Wednesday, September 26, 2007

Staying Protestant?

R.C. or not R.C.? That is the question.

Protestants who don't ask themselves why they're not Catholic (or Orthodox) puzzle me; as do Catholics (or Orthodox) who don't seek to convert Protestants to their respective communions.

I once listened to a Peter Gomes sermon, Where Are the Protestants?, hoping for some light on this important question. What I got was a pleasant sermon illustration on ecumenism (competing church bells of Harvard ought ring in harmony, not discord), along with Gomes' curious assertion that to be Protestant is actually about protest itself. Aside from the fact that this definition carries little historical weight, one wonders why adherence to a Protestant church is necessary to continue that good work of protest. In fact, if Gomes is right, then those who convert to Catholicism or Orthodoxy are the most genuinely Protestant, protesting as they are Protestantism's reduction to mere protest.

Gomes is to be commended, however, for at least attempting to publicly answer the question of the day, on which many Protestants observe an uncomfortable silence; uncomfortable because so many bright and faithful Protestants are Protestant no more.

It is natural for a Protestant to appeal to Scripture in tackling the question, as Scripture - not personal autonomy or protest - was, believe it or not, the point of the Reformation. Might there be one particular Bible passage with the power to keep someone Protestant? C.S. Lewis (whose reflection on this subject are most profound), suggested John 20:21-22 was appropriate. I'll add a few more possibilities, provided no one accuse me of "prooftexting" as a shortcut to thought. It this case the verses are an encapsulation of much (perhaps too much) thought.
1. 1 Cor. 7:20. Self explanatory, and by far the cleverest. Granted the "bloom where you're planted" does not account for toxic soil.

2. Luke 11:27-28. In the 16th century Protestant arsenal, some verses were used illegitimately. This Lukan line, however, was fair game, and can still stir that Ulster blood. It's the Protestant equivalent to the Dyothelite's Matthew 26:39 (as to "Dyothelite," again I refer you to theo-blogging rule 3). Problem is, triumphantly pointing this verse as Protestant vindication requires a caricature of Catholic and Orthodox thought on Mary.

3. Along similar lines there's Mark 7:8, which still has some punch when protesting an undeniable historical tendency. Granted this requires ignoring John Henry Newman on development of doctrine.

4. Matt 8:20. Who says we get ecclesial satisfaction this side of things anyway? This one perhaps encapsulates Radner's thought, and gets problematic with extreme ecclesial dissatisfaction.
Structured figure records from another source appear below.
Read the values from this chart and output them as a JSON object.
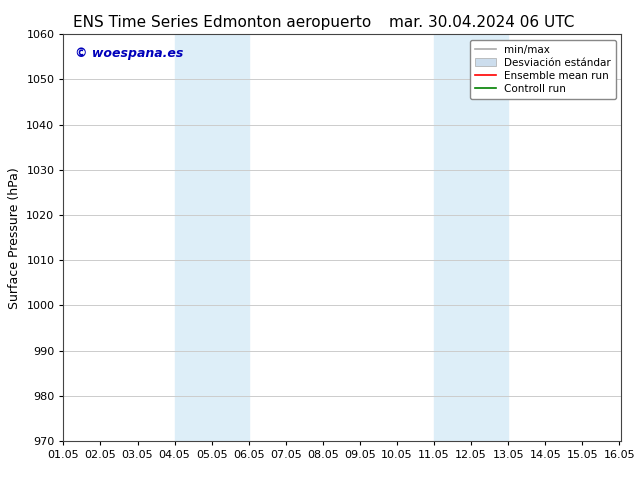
{
  "title_left": "ENS Time Series Edmonton aeropuerto",
  "title_right": "mar. 30.04.2024 06 UTC",
  "ylabel": "Surface Pressure (hPa)",
  "xlim": [
    1.0,
    16.05
  ],
  "ylim": [
    970,
    1060
  ],
  "yticks": [
    970,
    980,
    990,
    1000,
    1010,
    1020,
    1030,
    1040,
    1050,
    1060
  ],
  "xtick_labels": [
    "01.05",
    "02.05",
    "03.05",
    "04.05",
    "05.05",
    "06.05",
    "07.05",
    "08.05",
    "09.05",
    "10.05",
    "11.05",
    "12.05",
    "13.05",
    "14.05",
    "15.05",
    "16.05"
  ],
  "xtick_positions": [
    1.0,
    2.0,
    3.0,
    4.0,
    5.0,
    6.0,
    7.0,
    8.0,
    9.0,
    10.0,
    11.0,
    12.0,
    13.0,
    14.0,
    15.0,
    16.0
  ],
  "shaded_regions": [
    {
      "xmin": 4.0,
      "xmax": 6.0,
      "color": "#ddeef8"
    },
    {
      "xmin": 11.0,
      "xmax": 13.0,
      "color": "#ddeef8"
    }
  ],
  "watermark_text": "© woespana.es",
  "watermark_color": "#0000bb",
  "watermark_fontsize": 9,
  "legend_labels": [
    "min/max",
    "Desviación estándar",
    "Ensemble mean run",
    "Controll run"
  ],
  "legend_colors": [
    "#aaaaaa",
    "#ccdded",
    "#ff0000",
    "#008000"
  ],
  "bg_color": "#ffffff",
  "grid_color": "#cccccc",
  "title_fontsize": 11,
  "tick_fontsize": 8,
  "ylabel_fontsize": 9,
  "legend_fontsize": 7.5
}
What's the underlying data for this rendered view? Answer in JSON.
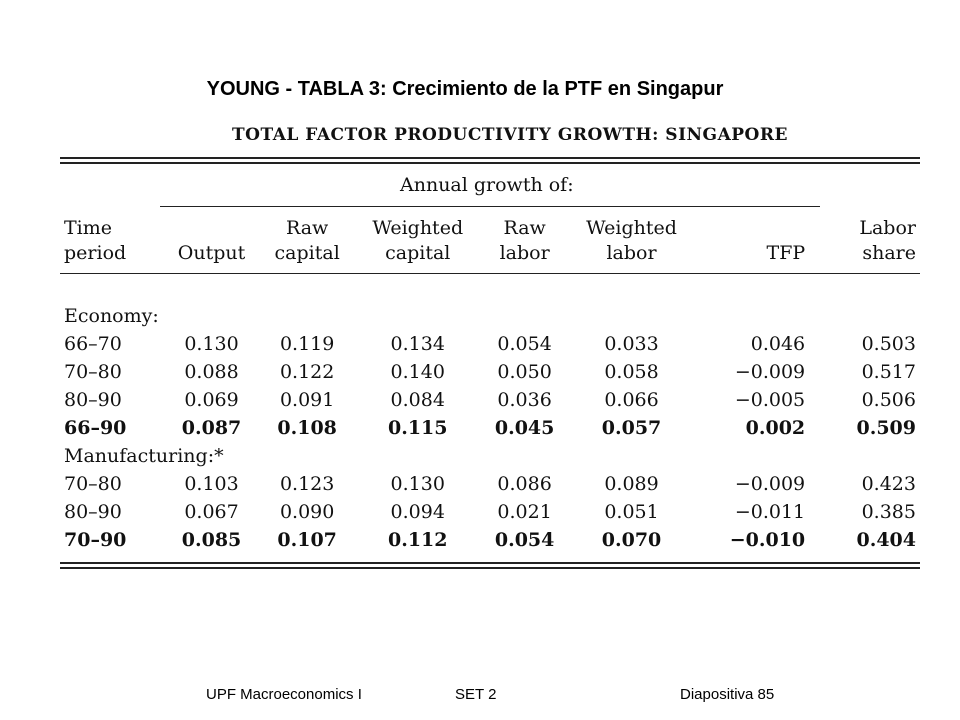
{
  "slide": {
    "title": "YOUNG - TABLA 3: Crecimiento de la PTF en Singapur"
  },
  "table": {
    "heading": "TOTAL FACTOR PRODUCTIVITY GROWTH: SINGAPORE",
    "group_label": "Annual growth of:",
    "columns": [
      {
        "line1": "Time",
        "line2": "period"
      },
      {
        "line1": "",
        "line2": "Output"
      },
      {
        "line1": "Raw",
        "line2": "capital"
      },
      {
        "line1": "Weighted",
        "line2": "capital"
      },
      {
        "line1": "Raw",
        "line2": "labor"
      },
      {
        "line1": "Weighted",
        "line2": "labor"
      },
      {
        "line1": "",
        "line2": "TFP"
      },
      {
        "line1": "Labor",
        "line2": "share"
      }
    ],
    "sections": [
      {
        "label": "Economy:",
        "rows": [
          [
            "66–70",
            "0.130",
            "0.119",
            "0.134",
            "0.054",
            "0.033",
            "0.046",
            "0.503"
          ],
          [
            "70–80",
            "0.088",
            "0.122",
            "0.140",
            "0.050",
            "0.058",
            "−0.009",
            "0.517"
          ],
          [
            "80–90",
            "0.069",
            "0.091",
            "0.084",
            "0.036",
            "0.066",
            "−0.005",
            "0.506"
          ],
          [
            "66–90",
            "0.087",
            "0.108",
            "0.115",
            "0.045",
            "0.057",
            "0.002",
            "0.509"
          ]
        ]
      },
      {
        "label": "Manufacturing:*",
        "rows": [
          [
            "70–80",
            "0.103",
            "0.123",
            "0.130",
            "0.086",
            "0.089",
            "−0.009",
            "0.423"
          ],
          [
            "80–90",
            "0.067",
            "0.090",
            "0.094",
            "0.021",
            "0.051",
            "−0.011",
            "0.385"
          ],
          [
            "70–90",
            "0.085",
            "0.107",
            "0.112",
            "0.054",
            "0.070",
            "−0.010",
            "0.404"
          ]
        ]
      }
    ]
  },
  "footer": {
    "left": "UPF Macroeconomics I",
    "middle": "SET 2",
    "right": "Diapositiva 85"
  }
}
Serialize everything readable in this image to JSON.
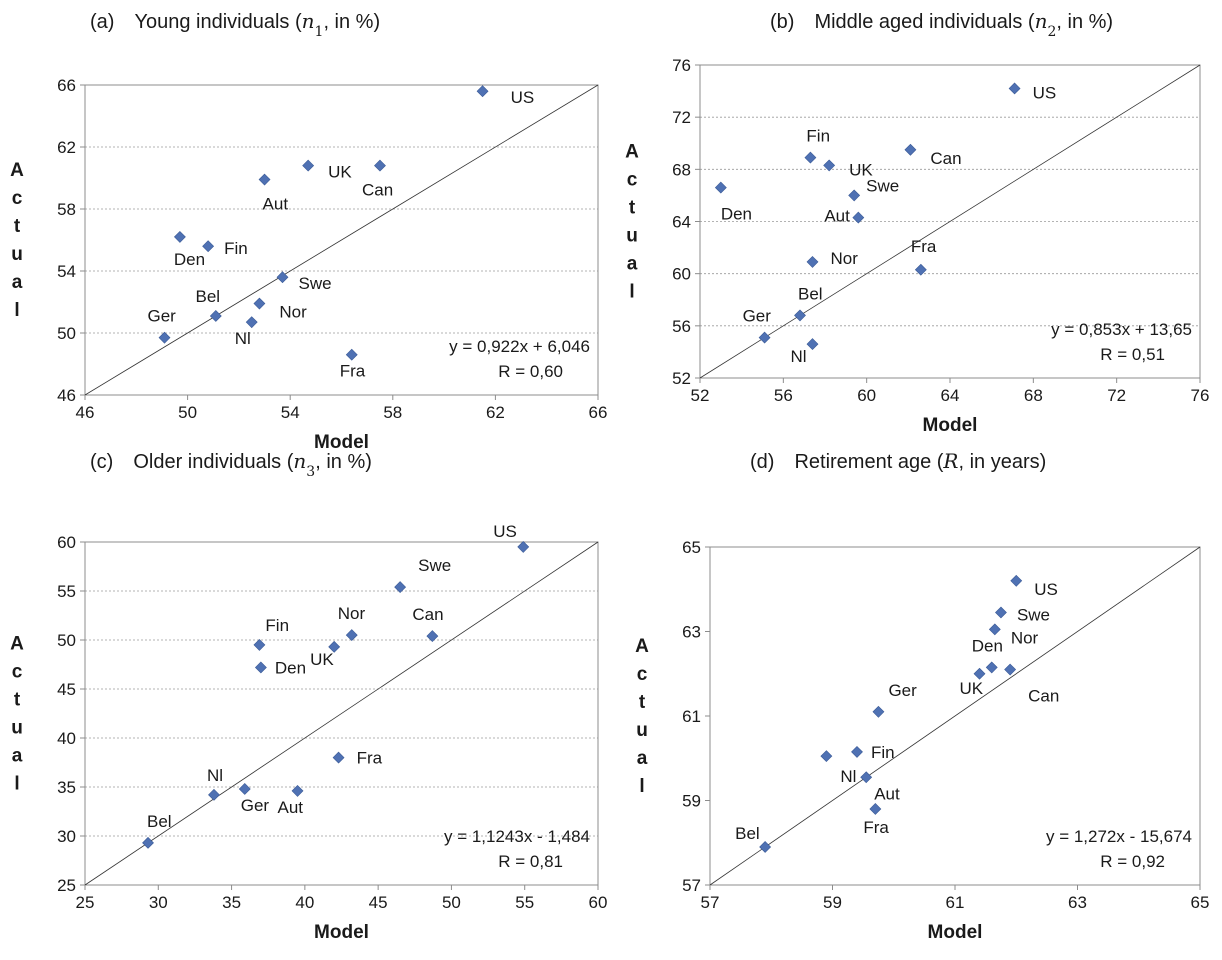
{
  "chart_data": [
    {
      "type": "scatter",
      "title_prefix": "(a)",
      "title_main": "Young individuals (",
      "title_var": "n",
      "title_sub": "1",
      "title_suffix": ", in %)",
      "xlabel": "Model",
      "ylabel": "Actual",
      "xlim": [
        46,
        66
      ],
      "ylim": [
        46,
        66
      ],
      "xticks": [
        46,
        50,
        54,
        58,
        62,
        66
      ],
      "yticks": [
        46,
        50,
        54,
        58,
        62,
        66
      ],
      "grid": "horizontal",
      "marker": "diamond",
      "marker_color": "#4F71B3",
      "equation": "y = 0,922x + 6,046",
      "r_text": "R = 0,60",
      "points": [
        {
          "label": "US",
          "x": 61.5,
          "y": 65.6
        },
        {
          "label": "UK",
          "x": 54.7,
          "y": 60.8
        },
        {
          "label": "Can",
          "x": 57.5,
          "y": 60.8
        },
        {
          "label": "Aut",
          "x": 53.0,
          "y": 59.9
        },
        {
          "label": "Den",
          "x": 49.7,
          "y": 56.2
        },
        {
          "label": "Fin",
          "x": 50.8,
          "y": 55.6
        },
        {
          "label": "Swe",
          "x": 53.7,
          "y": 53.6
        },
        {
          "label": "Bel",
          "x": 51.1,
          "y": 51.1
        },
        {
          "label": "Nor",
          "x": 52.8,
          "y": 51.9
        },
        {
          "label": "Nl",
          "x": 52.5,
          "y": 50.7
        },
        {
          "label": "Ger",
          "x": 49.1,
          "y": 49.7
        },
        {
          "label": "Fra",
          "x": 56.4,
          "y": 48.6
        }
      ]
    },
    {
      "type": "scatter",
      "title_prefix": "(b)",
      "title_main": "Middle aged individuals (",
      "title_var": "n",
      "title_sub": "2",
      "title_suffix": ", in %)",
      "xlabel": "Model",
      "ylabel": "Actual",
      "xlim": [
        52,
        76
      ],
      "ylim": [
        52,
        76
      ],
      "xticks": [
        52,
        56,
        60,
        64,
        68,
        72,
        76
      ],
      "yticks": [
        52,
        56,
        60,
        64,
        68,
        72,
        76
      ],
      "grid": "horizontal",
      "marker": "diamond",
      "marker_color": "#4F71B3",
      "equation": "y = 0,853x + 13,65",
      "r_text": "R = 0,51",
      "points": [
        {
          "label": "US",
          "x": 67.1,
          "y": 74.2
        },
        {
          "label": "Fin",
          "x": 57.3,
          "y": 68.9
        },
        {
          "label": "UK",
          "x": 58.2,
          "y": 68.3
        },
        {
          "label": "Can",
          "x": 62.1,
          "y": 69.5
        },
        {
          "label": "Den",
          "x": 53.0,
          "y": 66.6
        },
        {
          "label": "Swe",
          "x": 59.4,
          "y": 66.0
        },
        {
          "label": "Aut",
          "x": 59.6,
          "y": 64.3
        },
        {
          "label": "Nor",
          "x": 57.4,
          "y": 60.9
        },
        {
          "label": "Fra",
          "x": 62.6,
          "y": 60.3
        },
        {
          "label": "Bel",
          "x": 56.8,
          "y": 56.8
        },
        {
          "label": "Ger",
          "x": 55.1,
          "y": 55.1
        },
        {
          "label": "Nl",
          "x": 57.4,
          "y": 54.6
        }
      ]
    },
    {
      "type": "scatter",
      "title_prefix": "(c)",
      "title_main": "Older individuals (",
      "title_var": "n",
      "title_sub": "3",
      "title_suffix": ", in %)",
      "xlabel": "Model",
      "ylabel": "Actual",
      "xlim": [
        25,
        60
      ],
      "ylim": [
        25,
        60
      ],
      "xticks": [
        25,
        30,
        35,
        40,
        45,
        50,
        55,
        60
      ],
      "yticks": [
        25,
        30,
        35,
        40,
        45,
        50,
        55,
        60
      ],
      "grid": "horizontal",
      "marker": "diamond",
      "marker_color": "#4F71B3",
      "equation": "y = 1,1243x - 1,484",
      "r_text": "R = 0,81",
      "points": [
        {
          "label": "US",
          "x": 54.9,
          "y": 59.5
        },
        {
          "label": "Swe",
          "x": 46.5,
          "y": 55.4
        },
        {
          "label": "Fin",
          "x": 36.9,
          "y": 49.5
        },
        {
          "label": "Nor",
          "x": 43.2,
          "y": 50.5
        },
        {
          "label": "Can",
          "x": 48.7,
          "y": 50.4
        },
        {
          "label": "UK",
          "x": 42.0,
          "y": 49.3
        },
        {
          "label": "Den",
          "x": 37.0,
          "y": 47.2
        },
        {
          "label": "Fra",
          "x": 42.3,
          "y": 38.0
        },
        {
          "label": "Nl",
          "x": 33.8,
          "y": 34.2
        },
        {
          "label": "Ger",
          "x": 35.9,
          "y": 34.8
        },
        {
          "label": "Aut",
          "x": 39.5,
          "y": 34.6
        },
        {
          "label": "Bel",
          "x": 29.3,
          "y": 29.3
        }
      ]
    },
    {
      "type": "scatter",
      "title_prefix": "(d)",
      "title_main": "Retirement age (",
      "title_var": "R",
      "title_sub": "",
      "title_suffix": ", in years)",
      "xlabel": "Model",
      "ylabel": "Actual",
      "xlim": [
        57,
        65
      ],
      "ylim": [
        57,
        65
      ],
      "xticks": [
        57,
        59,
        61,
        63,
        65
      ],
      "yticks": [
        57,
        59,
        61,
        63,
        65
      ],
      "grid": "none",
      "marker": "diamond",
      "marker_color": "#4F71B3",
      "equation": "y = 1,272x - 15,674",
      "r_text": "R = 0,92",
      "points": [
        {
          "label": "US",
          "x": 62.0,
          "y": 64.2
        },
        {
          "label": "Swe",
          "x": 61.75,
          "y": 63.45
        },
        {
          "label": "Nor",
          "x": 61.65,
          "y": 63.05
        },
        {
          "label": "Den",
          "x": 61.6,
          "y": 62.15
        },
        {
          "label": "UK",
          "x": 61.4,
          "y": 62.0
        },
        {
          "label": "Can",
          "x": 61.9,
          "y": 62.1
        },
        {
          "label": "Ger",
          "x": 59.75,
          "y": 61.1
        },
        {
          "label": "Fin",
          "x": 59.4,
          "y": 60.15
        },
        {
          "label": "Nl",
          "x": 58.9,
          "y": 60.05
        },
        {
          "label": "Aut",
          "x": 59.55,
          "y": 59.55
        },
        {
          "label": "Fra",
          "x": 59.7,
          "y": 58.8
        },
        {
          "label": "Bel",
          "x": 57.9,
          "y": 57.9
        }
      ]
    }
  ]
}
5. Gal. 5:6-8. This one's quite dangerous, as to make the direct Catholic/Orthodox parallel with the Judaizers would be to equate both those communions with "yokes of slavery" that "alienate from Christ." This is as unfounded as a Protestant claiming Catholics or Orthodox need become Protestant to be saved (though, as Peter Kreeft concedes here, on occasion they do). Still, the verse again warns of the danger in adding essentials to the gospel that aren't essentials.

6. Finally, while the Protestant with lingering anti-Catholicism needs consider Exodus 20:12, the Protestant overcome by desire to become Orthodox or Catholic might consider Exodus 20:17. Depending on your upbringing, that first one can work for staying Protestant as well.
If I may quote some earlier reflection, the competing claims of Catholics and Orthodox "should be more than enough to scramble any hasty conclusions." When struggling with this matter, as I often do, I think back to King Kong. Alone, the girl [Protestant ecclesiology] is no match for the beast, but then the T-Rex comes along.

Nevertheless, in the words of Timothy George, ours is a time when callings "to a deeper discipleship to Christ across the historic divides" are not uncommon. The point - it is so easy to forget - being deeper discipleship.